You will see the intuition, the step-by-step method, and a clean Python implementation you can use in interviews.
Problem Statement
Given the root of a binary tree, return the lowest common ancestor of its deepest leaves. Recall that: The node of a binary tree is a leaf if and only if it has no children The depth of the root of the tree is 0.
Quick Facts
- Difficulty: Medium
- Premium: No
- Tags: Tree, Depth-First Search, Breadth-First Search, Hash Table, Binary Tree
Intuition
Fast membership checks and value lookups are the heart of this problem, which makes a hash map the natural choice.
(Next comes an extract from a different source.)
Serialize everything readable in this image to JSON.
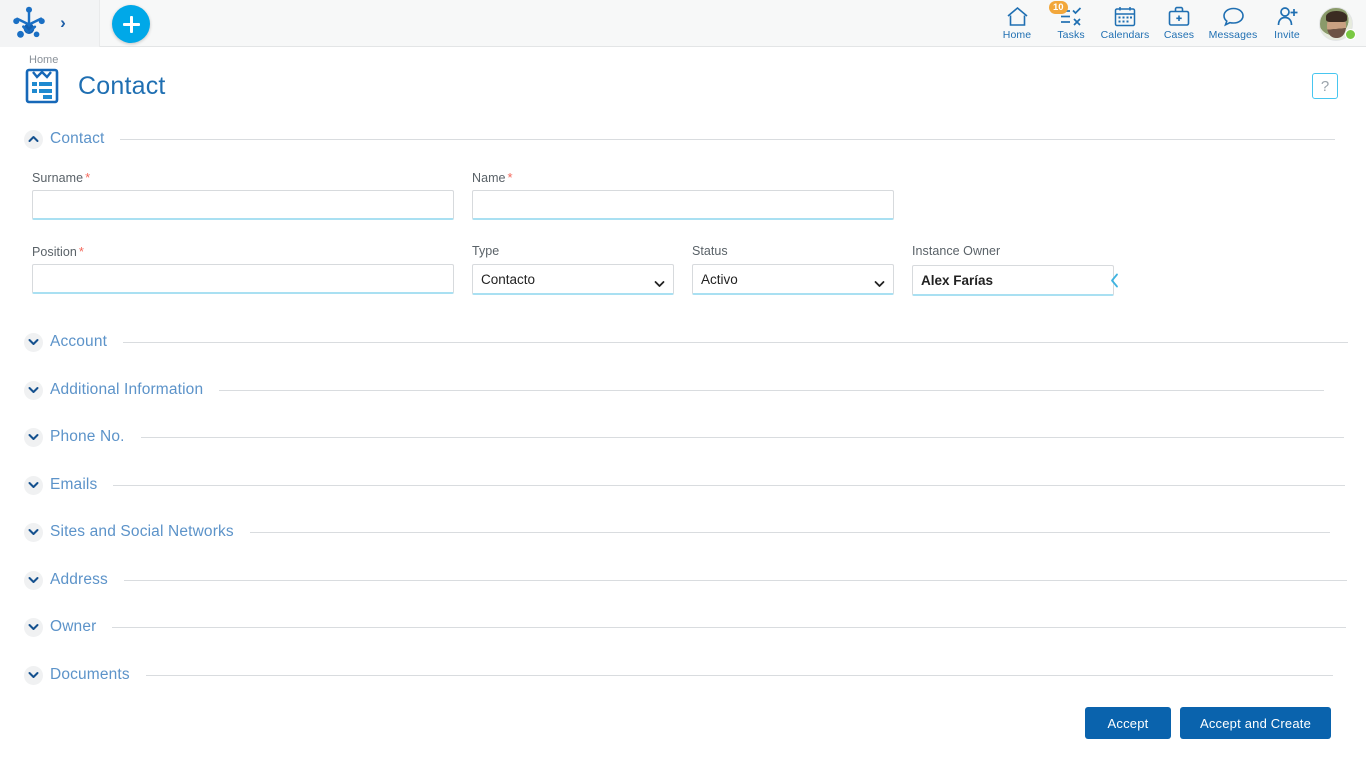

By storing what we have already seen (or counts/indexes), we can answer the question in one pass without backtracking.
Approach
Scan the input once, using the map to detect when the condition is satisfied and to update state as you go.
This keeps the solution linear while remaining easy to explain in an interview setting.
Steps:
- Initialize a hash map for seen items or counts.
- Iterate through the input, querying/updating the map.
- Return the first valid result or the final computed value.
Example
Input: root = [3,5,1,6,2,0,8,null,null,7,4]
Output: [2,7,4]
Explanation: We return the node with value 2, colored in yellow in the diagram.
The nodes coloured in blue are the deepest leaf-nodes of the tree.
Note that nodes 6, 0, and 8 are also leaf nodes, but the depth of them is 2, but the depth of nodes 7 and 4 is 3.
Python Solution
# Definition for a binary tree node.
# class TreeNode:
# def __init__(self, val=0, left=None, right=None):
# self.val = val
# self.left = left
# self.right = right
class Solution:
def lcaDeepestLeaves(self, root: Optional[TreeNode]) -> Optional[TreeNode]:
def dfs(root):
if root is None:
return None, 0
l, d1 = dfs(root.left)
r, d2 = dfs(root.right)
if d1 > d2:
return l, d1 + 1
if d1 < d2:
return r, d2 + 1
return root, d1 + 1
return dfs(root)[0]
Complexity
The time complexity is , and the space complexity is . The space complexity is .
Edge Cases and Pitfalls
Watch for boundary values, empty inputs, and duplicate values where applicable. If the problem involves ordering or constraints, confirm the invariant is preserved at every step.
Summary
This Python solution focuses on the essential structure of the problem and keeps the implementation interview-friendly while meeting the constraints.